- Mandi Location in Punjab, India Mandi Mandi (India)
- Coordinates: 31°04′39″N 75°53′22″E﻿ / ﻿31.0776302°N 75.889437°E
- Country: India
- State: Punjab
- District: Jalandhar
- Tehsil: Phillaur
- Elevation: 246 m (807 ft)

Population (2011)
- • Total: 2,121
- Sex ratio 1089/1032 ♂/♀

Languages
- • Official: Punjabi
- • Other spoken: Hindi
- Time zone: UTC+5:30 (IST)
- PIN: 144416
- Telephone code: 01826
- ISO 3166 code: IN-PB
- Vehicle registration: PB 37
- Post office: Apra
- Website: jalandhar.nic.in

= Mandi, Jalandhar =

Mandi is a large village in Phillaur tehsil of Jalandhar District of Punjab State, India.

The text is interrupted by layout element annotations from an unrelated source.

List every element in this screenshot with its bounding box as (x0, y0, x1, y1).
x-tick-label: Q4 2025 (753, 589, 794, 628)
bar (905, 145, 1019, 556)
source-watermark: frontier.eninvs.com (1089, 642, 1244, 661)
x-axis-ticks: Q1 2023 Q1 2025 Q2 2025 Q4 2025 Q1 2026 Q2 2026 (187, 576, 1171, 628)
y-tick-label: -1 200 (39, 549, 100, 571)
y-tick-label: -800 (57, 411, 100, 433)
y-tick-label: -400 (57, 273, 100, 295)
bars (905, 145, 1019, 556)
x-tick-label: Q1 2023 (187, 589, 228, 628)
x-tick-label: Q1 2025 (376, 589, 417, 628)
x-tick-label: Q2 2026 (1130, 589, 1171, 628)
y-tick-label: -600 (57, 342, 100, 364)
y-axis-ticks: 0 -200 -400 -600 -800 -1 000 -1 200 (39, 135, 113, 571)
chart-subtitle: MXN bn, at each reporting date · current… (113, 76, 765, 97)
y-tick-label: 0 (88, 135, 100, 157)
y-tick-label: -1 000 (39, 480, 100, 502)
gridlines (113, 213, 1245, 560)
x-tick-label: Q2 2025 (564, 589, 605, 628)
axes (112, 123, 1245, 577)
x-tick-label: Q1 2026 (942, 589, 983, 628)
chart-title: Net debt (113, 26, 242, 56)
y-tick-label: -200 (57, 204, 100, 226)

The village is administrated by Sarpanch Jarnail Singh Dhillon (also elected as block samiti pardhan of nearby 5 villages) who is elected representative of the village. It is 1 km away from census town and postal head office Apra. The village is 47.3 km from Jalandhar, 15 km from Phillaur and 117 km away from state capital Chandigarh.

== Caste ==
The village has schedule caste (SC) constitutes 38.00% of total population of the village followed by 35.00 % of jatt tribe most of them are Dhillon and it doesn't have any Schedule Tribe (ST) population.

== Education ==
The village has 3 Punjabi Medium, Co-educational primary schools (Govt. Primary School) The nearest high school (D.A.V Senior Secondary High School Mandi) is located 0.2 km and government high school is 1.5 km in Apra.

== Transport ==

=== Rail ===
The nearest train station is situated 15 km away in Goraya and Ludhiana Jn Railway Station is 31 km away from the village.

=== Air ===
The nearest domestic airport is at Ludhiana which is 47 km away from Mandi. The nearest international airport is located in Chandigarh and a second nearest international airport is 141 km away in Amritsar.